# Hands-on Project: Spark Pipeline in Databricks

This notebook will guide you through the process of building a Spark pipeline on Databricks using the Airbnb NYC listings dataset.

## Step 1: Initialize Spark Session
First, we need to initialize the Spark session.


In [None]:

# Initialize Spark session
from pyspark.sql import SparkSession

spark = SparkSession.builder.appName("Airbnb NYC Data Analysis").getOrCreate()



## Step 2: Load the Dataset into Databricks
We will load the dataset into a Spark DataFrame.


In [None]:

# Example: Load CSV into a Spark DataFrame
file_path = "the csv name is AB_NYC_2019!"
df = spark.read.csv(file_path, header=True, inferSchema=True)

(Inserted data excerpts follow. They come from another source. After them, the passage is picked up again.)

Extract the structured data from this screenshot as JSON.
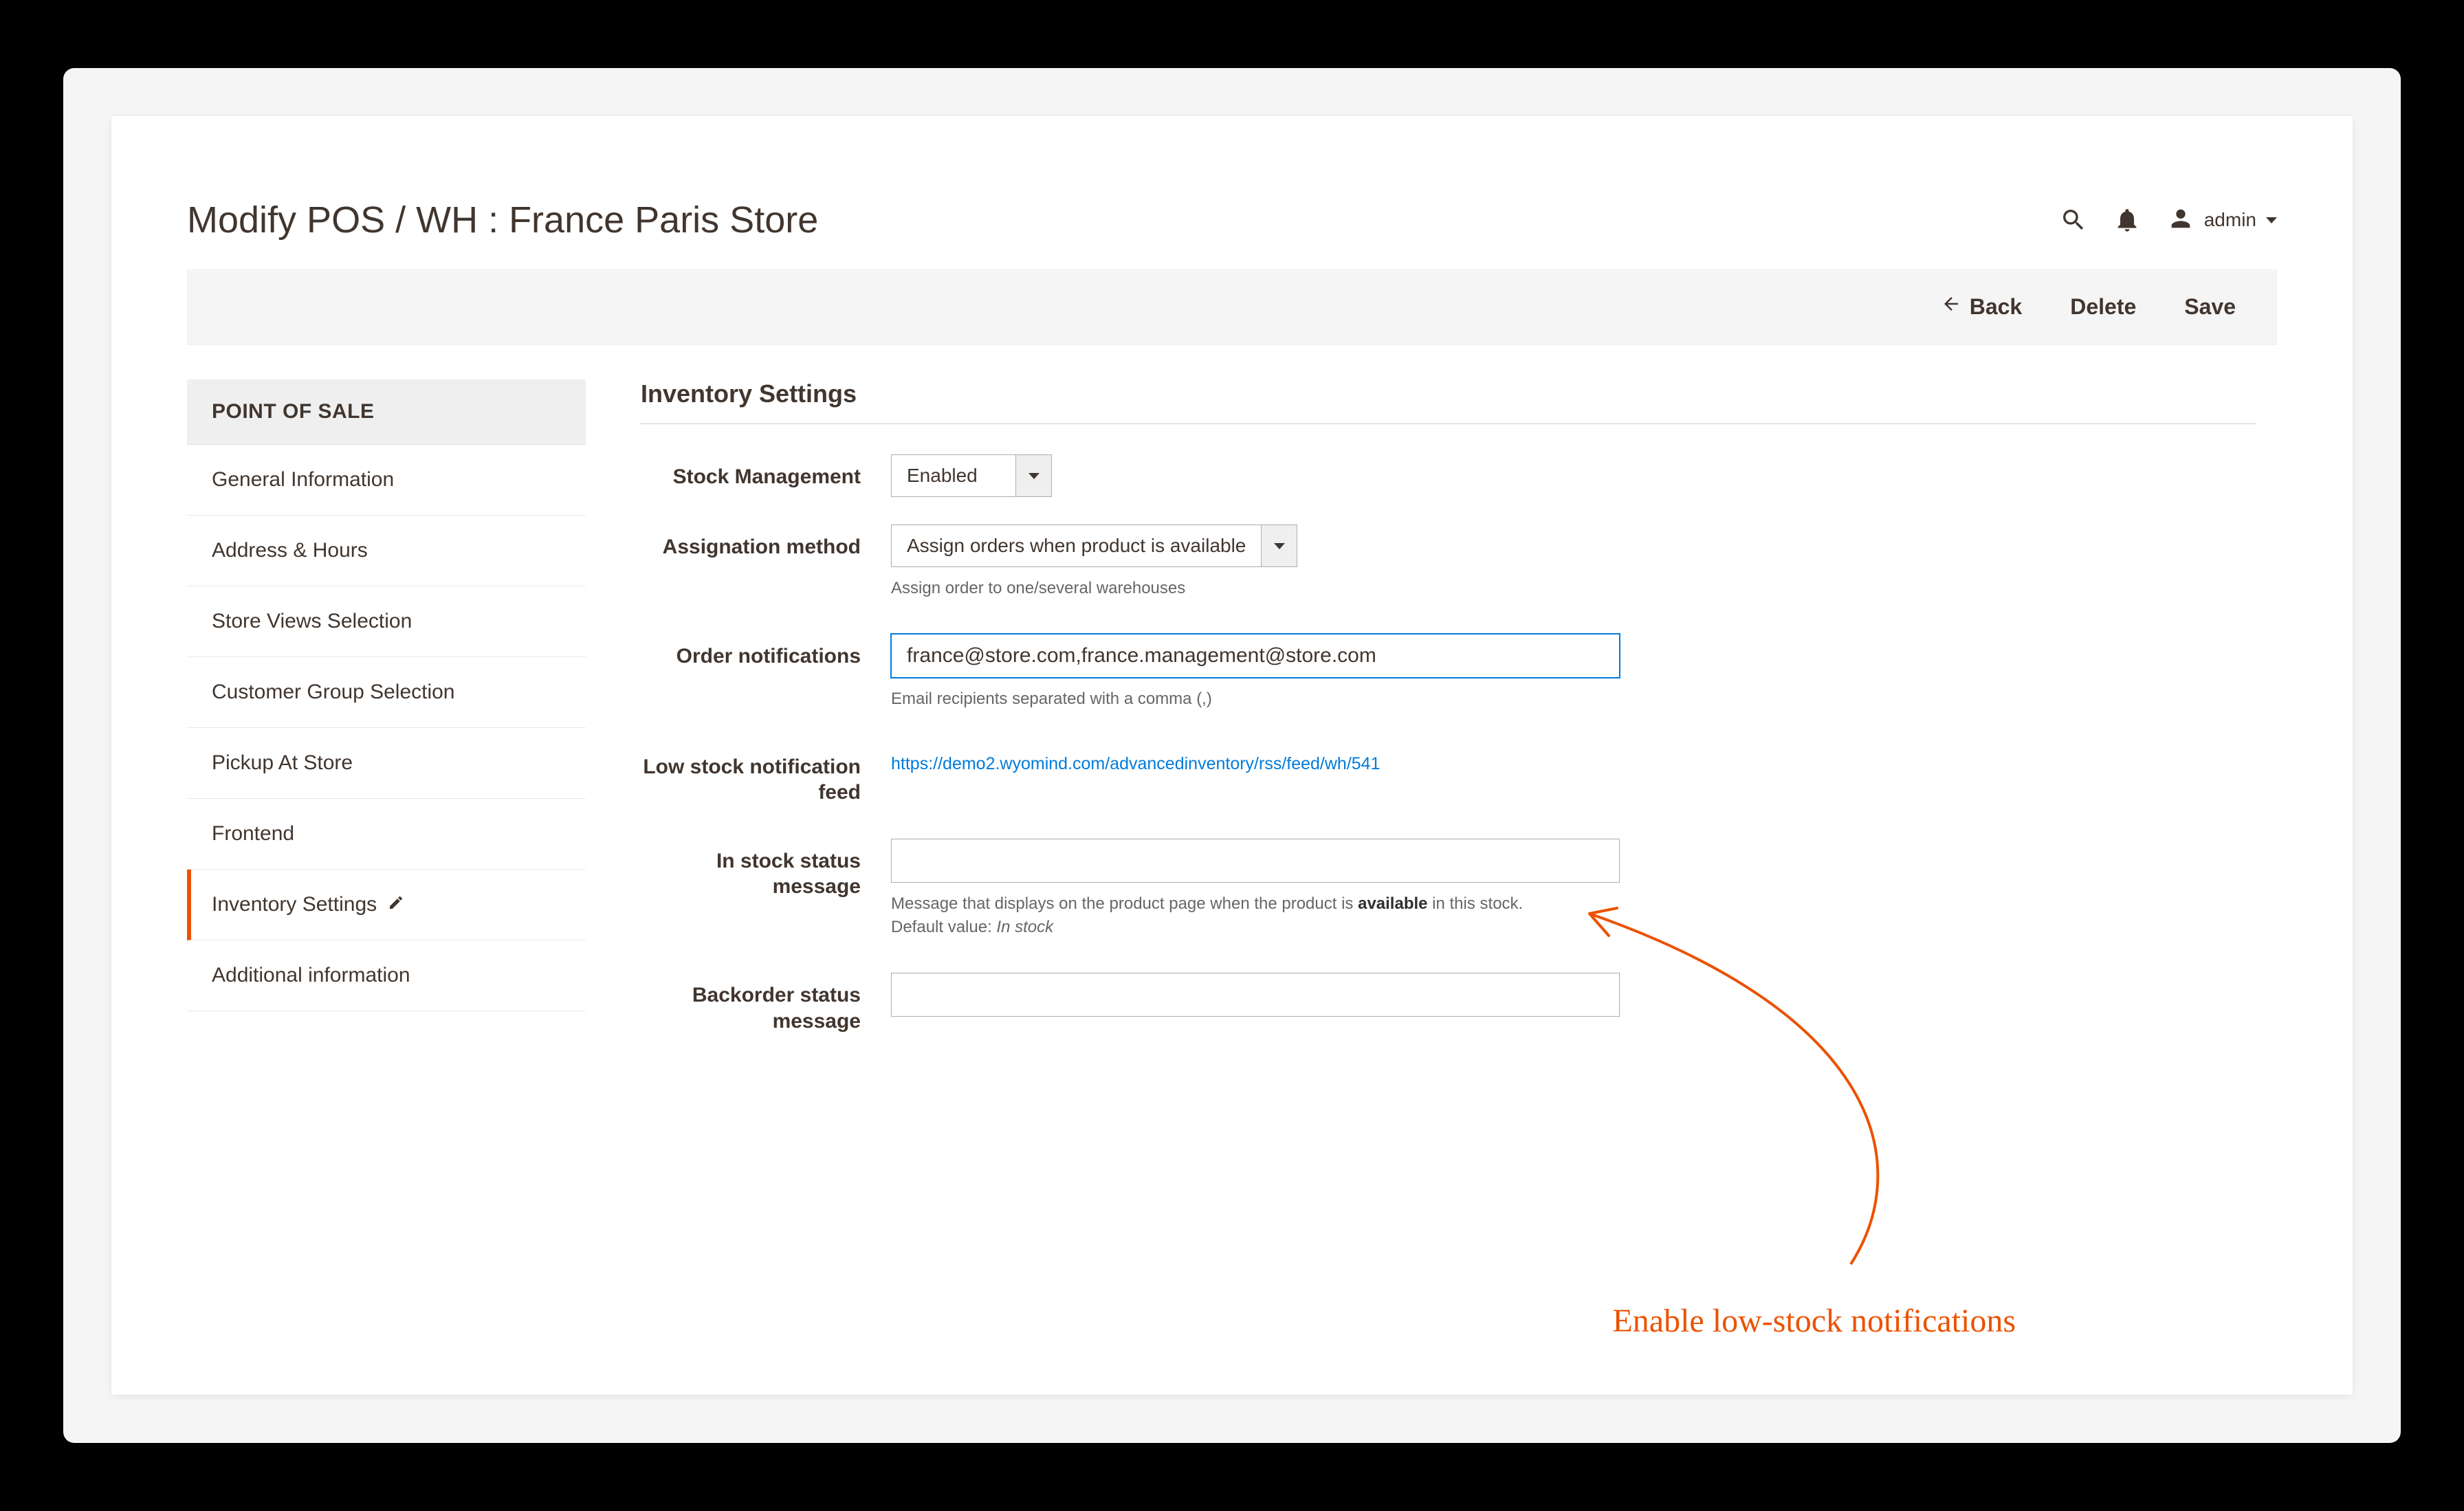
{
  "header": {
    "title": "Modify POS / WH : France Paris Store",
    "user_label": "admin"
  },
  "actions": {
    "back": "Back",
    "delete": "Delete",
    "save": "Save"
  },
  "sidebar": {
    "header": "POINT OF SALE",
    "items": [
      {
        "label": "General Information"
      },
      {
        "label": "Address & Hours"
      },
      {
        "label": "Store Views Selection"
      },
      {
        "label": "Customer Group Selection"
      },
      {
        "label": "Pickup At Store"
      },
      {
        "label": "Frontend"
      },
      {
        "label": "Inventory Settings",
        "active": true
      },
      {
        "label": "Additional information"
      }
    ]
  },
  "main": {
    "section_title": "Inventory Settings",
    "stock_management": {
      "label": "Stock Management",
      "value": "Enabled"
    },
    "assignation_method": {
      "label": "Assignation method",
      "value": "Assign orders when product is available",
      "hint": "Assign order to one/several warehouses"
    },
    "order_notifications": {
      "label": "Order notifications",
      "value": "france@store.com,france.management@store.com",
      "hint": "Email recipients separated with a comma (,)"
    },
    "low_stock_feed": {
      "label": "Low stock notification feed",
      "url": "https://demo2.wyomind.com/advancedinventory/rss/feed/wh/541"
    },
    "in_stock_status": {
      "label": "In stock status message",
      "value": "",
      "hint_prefix": "Message that displays on the product page when the product is ",
      "hint_strong": "available",
      "hint_suffix": " in this stock.",
      "hint_default_label": "Default value: ",
      "hint_default_value": "In stock"
    },
    "backorder_status": {
      "label": "Backorder status message",
      "value": ""
    }
  },
  "annotation": {
    "text": "Enable low-stock notifications",
    "color": "#eb5202"
  }
}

# Show the first few rows and schema
# YOUR CODE HERE



## Step 3: Selecting and Renaming Important Columns
To make the dataset more manageable, we'll select a subset of important columns and rename them for clarity.


In [None]:

# Select specific columns and rename them for simplicity
selected_columns_df = df.select(
    df.id.alias("listing_id"),
    df.name.alias("listing_name"),
    df.host_id.alias("host_id"),
    df.neighbourhood.alias("neighborhood"),
    df.price.alias("price_per_night"),
    df.minimum_nights.alias("min_nights"),
    df.number_of_reviews.alias("reviews_count"),
    df.availability_365.alias("availability"),
    df.room_type.alias("room_type")
)

# Show the first few rows of the simplified DataFrame
selected_columns_df.show(5)



## Step 4: Data Exploration and Filtering
We'll filter the dataset to include listings in Manhattan with more than 5 reviews.


In [None]:

# Filter listings in Manhattan with more than 1 review
# YOUR CODE HERE



## Step 5: Data Transformation
Next, we'll create a new column that categorizes listings into price tiers: Low, Medium, and High.


In [None]:

from pyspark.sql.functions import when

# Convert 'price_per_night' to a numeric type
filtered_df = filtered_df.withColumn("price_per_night", filtered_df["price_per_night"].cast("float"))

# Create price tiers: Low (<$100), Medium ($100-$200), High (>$200)
# YOUR CODE HERE

transformed_df.show(5)



## Step 6: Aggregation and Analysis
Let's calculate the average price per neighborhood in Manhattan and the average number of reviews for each price tier.


In [None]:

# Convert 'reviews_count' to numeric type
# YOUR CODE HERE
# Average price per neighborhood in Manhattan
avg_price_neighbourhood = transformed_df.groupBy("neighborhood").avg("price_per_night")
avg_price_neighbourhood.show()

# Average number of reviews per price tier
# YOUR CODE HERE



## Final Thoughts
You can expand this project by exploring other datasets, adding new transformations, or experimenting with different types of aggregations.